I have a data as follows:

emails
my email id: xxx.x@gmail.com
email to: bb_b@yahool.com
mailto: hj-hk@grk.co
you can send email to ghhd@test.co
gggh@gh.tom

I only want to extract the word containing "@" as follows:

email
xxxx@gmail.com
bbb@yahool.com
hjhk@grk.co
ghhd@test.co
gggh@gh.tom

Till now I was doing it manually for each row using

substring(data[1,1], 14)

But clearly this is the worst thing one can do when data size is as large as 900k. Any help will be highly appreciated.
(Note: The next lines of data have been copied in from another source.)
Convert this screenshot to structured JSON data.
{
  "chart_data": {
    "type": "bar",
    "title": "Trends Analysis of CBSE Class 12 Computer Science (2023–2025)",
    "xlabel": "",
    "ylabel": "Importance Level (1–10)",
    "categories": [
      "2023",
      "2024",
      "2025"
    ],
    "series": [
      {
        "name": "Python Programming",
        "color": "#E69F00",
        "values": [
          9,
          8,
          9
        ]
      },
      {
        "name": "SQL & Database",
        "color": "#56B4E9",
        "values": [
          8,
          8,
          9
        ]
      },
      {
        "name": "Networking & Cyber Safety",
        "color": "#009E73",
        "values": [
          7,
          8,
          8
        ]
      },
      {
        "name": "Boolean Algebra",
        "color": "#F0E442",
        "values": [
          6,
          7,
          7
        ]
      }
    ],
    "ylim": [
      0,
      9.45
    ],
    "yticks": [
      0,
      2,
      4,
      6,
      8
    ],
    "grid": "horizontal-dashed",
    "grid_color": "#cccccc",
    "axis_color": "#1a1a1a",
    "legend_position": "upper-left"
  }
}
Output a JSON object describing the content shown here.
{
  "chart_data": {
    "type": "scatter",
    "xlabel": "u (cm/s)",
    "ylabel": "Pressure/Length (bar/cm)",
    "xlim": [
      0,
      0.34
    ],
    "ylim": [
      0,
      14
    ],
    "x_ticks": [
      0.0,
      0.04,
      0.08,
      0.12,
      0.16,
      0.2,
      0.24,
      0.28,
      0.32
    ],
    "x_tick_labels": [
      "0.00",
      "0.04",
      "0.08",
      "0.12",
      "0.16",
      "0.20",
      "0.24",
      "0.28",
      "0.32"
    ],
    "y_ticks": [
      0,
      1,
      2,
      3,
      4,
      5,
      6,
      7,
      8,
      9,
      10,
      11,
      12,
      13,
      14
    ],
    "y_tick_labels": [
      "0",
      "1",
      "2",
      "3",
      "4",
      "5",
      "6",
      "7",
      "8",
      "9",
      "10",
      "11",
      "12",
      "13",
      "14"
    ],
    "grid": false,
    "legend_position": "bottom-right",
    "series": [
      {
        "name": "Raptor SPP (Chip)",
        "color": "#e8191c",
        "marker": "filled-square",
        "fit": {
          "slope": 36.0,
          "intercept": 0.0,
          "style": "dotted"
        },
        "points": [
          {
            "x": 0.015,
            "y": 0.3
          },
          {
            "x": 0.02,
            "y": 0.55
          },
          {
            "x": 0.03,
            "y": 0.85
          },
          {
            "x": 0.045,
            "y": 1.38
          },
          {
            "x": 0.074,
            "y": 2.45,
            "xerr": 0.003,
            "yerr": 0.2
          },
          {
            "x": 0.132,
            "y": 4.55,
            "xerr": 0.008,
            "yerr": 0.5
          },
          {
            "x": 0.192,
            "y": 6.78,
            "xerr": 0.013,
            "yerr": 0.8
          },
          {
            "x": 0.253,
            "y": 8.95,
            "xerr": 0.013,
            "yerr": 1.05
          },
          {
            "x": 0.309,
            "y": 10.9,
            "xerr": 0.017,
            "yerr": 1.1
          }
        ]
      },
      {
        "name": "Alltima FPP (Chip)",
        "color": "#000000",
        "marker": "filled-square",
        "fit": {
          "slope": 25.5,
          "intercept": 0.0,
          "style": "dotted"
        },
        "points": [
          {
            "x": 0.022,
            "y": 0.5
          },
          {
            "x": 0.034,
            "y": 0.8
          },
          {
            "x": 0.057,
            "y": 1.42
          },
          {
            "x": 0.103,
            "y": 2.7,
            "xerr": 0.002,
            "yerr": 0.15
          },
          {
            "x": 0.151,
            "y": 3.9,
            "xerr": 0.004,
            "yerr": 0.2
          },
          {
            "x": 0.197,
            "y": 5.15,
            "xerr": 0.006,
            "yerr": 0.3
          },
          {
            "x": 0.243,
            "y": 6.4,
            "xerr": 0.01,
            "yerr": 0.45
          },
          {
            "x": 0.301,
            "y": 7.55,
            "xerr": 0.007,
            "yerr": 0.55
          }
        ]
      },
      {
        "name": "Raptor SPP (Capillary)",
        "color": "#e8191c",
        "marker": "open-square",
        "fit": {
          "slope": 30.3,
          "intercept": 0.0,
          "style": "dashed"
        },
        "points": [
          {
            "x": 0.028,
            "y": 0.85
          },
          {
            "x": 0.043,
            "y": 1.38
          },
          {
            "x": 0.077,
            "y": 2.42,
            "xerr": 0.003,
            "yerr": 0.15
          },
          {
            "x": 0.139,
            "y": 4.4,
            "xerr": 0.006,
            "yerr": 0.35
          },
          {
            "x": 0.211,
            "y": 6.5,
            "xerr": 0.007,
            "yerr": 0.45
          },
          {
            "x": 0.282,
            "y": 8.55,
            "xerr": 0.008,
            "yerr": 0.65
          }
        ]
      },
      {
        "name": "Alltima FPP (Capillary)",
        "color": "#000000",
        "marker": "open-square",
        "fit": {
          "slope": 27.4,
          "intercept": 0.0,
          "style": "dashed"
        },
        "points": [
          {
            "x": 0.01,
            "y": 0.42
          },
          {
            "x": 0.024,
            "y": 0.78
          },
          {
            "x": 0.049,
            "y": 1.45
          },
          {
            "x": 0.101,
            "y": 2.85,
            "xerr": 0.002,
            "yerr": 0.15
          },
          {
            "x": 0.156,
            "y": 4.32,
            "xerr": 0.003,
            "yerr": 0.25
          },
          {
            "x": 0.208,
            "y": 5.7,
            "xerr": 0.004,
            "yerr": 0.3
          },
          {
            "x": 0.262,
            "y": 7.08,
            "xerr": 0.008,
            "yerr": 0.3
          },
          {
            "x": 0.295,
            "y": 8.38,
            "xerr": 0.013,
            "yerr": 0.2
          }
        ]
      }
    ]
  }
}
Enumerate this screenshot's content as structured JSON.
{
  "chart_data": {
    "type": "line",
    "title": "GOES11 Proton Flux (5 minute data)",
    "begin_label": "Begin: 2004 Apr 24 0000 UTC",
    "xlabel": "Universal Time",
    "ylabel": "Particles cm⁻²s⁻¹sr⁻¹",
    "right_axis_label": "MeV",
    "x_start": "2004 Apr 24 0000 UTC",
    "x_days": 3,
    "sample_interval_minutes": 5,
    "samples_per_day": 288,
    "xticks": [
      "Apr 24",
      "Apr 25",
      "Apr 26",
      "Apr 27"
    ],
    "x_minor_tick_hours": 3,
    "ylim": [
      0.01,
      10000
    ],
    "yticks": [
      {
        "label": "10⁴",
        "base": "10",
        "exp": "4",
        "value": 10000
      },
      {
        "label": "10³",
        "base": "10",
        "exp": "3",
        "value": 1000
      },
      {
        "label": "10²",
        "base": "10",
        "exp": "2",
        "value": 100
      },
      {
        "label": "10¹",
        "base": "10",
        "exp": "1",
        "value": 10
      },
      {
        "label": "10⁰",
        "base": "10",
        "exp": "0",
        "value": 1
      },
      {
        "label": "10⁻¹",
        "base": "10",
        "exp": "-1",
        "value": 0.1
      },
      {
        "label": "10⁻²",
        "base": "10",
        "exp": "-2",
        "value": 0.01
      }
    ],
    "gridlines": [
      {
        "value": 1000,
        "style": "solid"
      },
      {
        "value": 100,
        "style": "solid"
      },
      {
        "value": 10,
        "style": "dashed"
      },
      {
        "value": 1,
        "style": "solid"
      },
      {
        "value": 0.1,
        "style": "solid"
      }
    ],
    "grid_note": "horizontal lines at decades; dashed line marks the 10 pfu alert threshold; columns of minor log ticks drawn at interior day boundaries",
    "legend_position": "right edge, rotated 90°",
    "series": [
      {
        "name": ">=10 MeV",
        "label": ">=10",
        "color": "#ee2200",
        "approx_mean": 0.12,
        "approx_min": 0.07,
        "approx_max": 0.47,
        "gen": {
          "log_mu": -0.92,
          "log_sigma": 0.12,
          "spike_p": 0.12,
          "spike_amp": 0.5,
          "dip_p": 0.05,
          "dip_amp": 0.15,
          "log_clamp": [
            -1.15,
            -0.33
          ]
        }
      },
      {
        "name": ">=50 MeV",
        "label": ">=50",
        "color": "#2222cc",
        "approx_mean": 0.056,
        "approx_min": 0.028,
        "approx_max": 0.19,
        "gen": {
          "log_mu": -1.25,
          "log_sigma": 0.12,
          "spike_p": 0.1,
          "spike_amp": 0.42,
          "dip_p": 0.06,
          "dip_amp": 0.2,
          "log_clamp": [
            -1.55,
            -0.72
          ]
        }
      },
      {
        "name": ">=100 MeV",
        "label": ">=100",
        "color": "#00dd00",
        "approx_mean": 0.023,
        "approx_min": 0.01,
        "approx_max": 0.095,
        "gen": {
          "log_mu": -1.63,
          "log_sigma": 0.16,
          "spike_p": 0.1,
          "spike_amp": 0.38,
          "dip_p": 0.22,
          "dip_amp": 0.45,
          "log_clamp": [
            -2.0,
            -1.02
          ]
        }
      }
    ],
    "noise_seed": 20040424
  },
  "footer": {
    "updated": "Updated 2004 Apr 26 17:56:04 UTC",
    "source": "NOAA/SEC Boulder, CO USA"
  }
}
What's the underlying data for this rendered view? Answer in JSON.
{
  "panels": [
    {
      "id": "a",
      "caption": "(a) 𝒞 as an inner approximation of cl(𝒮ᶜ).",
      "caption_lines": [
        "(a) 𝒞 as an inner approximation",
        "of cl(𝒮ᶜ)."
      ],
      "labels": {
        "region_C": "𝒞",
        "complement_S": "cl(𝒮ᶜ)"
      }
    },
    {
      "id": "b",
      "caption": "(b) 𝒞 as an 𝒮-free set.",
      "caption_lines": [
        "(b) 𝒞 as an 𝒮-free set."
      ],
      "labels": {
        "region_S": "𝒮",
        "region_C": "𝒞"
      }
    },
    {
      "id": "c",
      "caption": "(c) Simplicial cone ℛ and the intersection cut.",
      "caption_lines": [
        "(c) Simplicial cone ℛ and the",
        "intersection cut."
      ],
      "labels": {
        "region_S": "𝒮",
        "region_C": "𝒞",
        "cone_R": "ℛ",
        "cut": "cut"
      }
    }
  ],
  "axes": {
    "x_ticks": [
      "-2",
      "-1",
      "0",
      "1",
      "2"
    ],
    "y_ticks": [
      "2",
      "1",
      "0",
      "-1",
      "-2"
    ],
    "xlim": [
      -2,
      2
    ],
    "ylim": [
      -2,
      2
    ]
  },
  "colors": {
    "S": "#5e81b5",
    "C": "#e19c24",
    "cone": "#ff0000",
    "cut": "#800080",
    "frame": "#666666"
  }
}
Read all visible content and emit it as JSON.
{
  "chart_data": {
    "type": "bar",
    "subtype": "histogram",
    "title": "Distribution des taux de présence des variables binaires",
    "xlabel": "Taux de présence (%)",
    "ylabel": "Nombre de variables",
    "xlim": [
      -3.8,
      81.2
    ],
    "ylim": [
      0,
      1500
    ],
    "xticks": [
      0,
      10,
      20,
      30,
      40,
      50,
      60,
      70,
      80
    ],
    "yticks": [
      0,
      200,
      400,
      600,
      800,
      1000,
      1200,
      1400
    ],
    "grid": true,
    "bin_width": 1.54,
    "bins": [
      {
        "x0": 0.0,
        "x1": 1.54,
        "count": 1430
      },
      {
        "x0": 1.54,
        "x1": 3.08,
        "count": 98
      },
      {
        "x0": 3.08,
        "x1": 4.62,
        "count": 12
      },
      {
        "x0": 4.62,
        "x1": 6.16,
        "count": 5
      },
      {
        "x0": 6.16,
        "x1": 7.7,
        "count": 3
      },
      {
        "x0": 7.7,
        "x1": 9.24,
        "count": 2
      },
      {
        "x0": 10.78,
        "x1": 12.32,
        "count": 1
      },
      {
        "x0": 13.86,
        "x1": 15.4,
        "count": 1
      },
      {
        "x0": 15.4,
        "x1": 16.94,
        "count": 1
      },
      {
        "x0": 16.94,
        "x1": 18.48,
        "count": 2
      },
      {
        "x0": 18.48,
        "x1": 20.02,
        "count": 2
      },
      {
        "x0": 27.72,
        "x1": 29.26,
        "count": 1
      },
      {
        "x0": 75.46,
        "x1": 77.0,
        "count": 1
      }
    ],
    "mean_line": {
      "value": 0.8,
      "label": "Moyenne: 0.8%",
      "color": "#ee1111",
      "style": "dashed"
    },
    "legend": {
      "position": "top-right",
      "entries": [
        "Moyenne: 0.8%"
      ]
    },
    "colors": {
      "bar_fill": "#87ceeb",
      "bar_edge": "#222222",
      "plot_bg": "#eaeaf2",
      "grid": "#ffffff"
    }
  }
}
TIA.

user3642360
  • 762
  • 10
  • 23

1 Answers1

1

You could use regexpr.

regmatches(d$emails, regexpr("(\\S*\\@\\S+\\.\\S*)", d$emails))
# [1] "xxxx@gmail.com" "bbb@yahool.com" "hjhk@grk.co"    "ghhd@test.co"  
# [5] "gggh@gh.tom"   

Data

d <- structure(list(emails = c("my email id: xxxx@gmail.com", "email to: bbb@yahool.com", 
"mailto: hjhk@grk.co", "you can send email to ghhd@test.co", 
"gggh@gh.tom")), row.names = c(NA, -5L), class = "data.frame")
jay.sf
  • 60,139
  • 8
  • 53
  • 110
  • I just found that your code is not working if the email is having any special characters like . or _ or -. Can you please help me. I have modified my question with emails containing special characters – user3642360 Apr 24 '19 at 23:45
  • @user3642360 See update. – jay.sf Apr 25 '19 at 04:37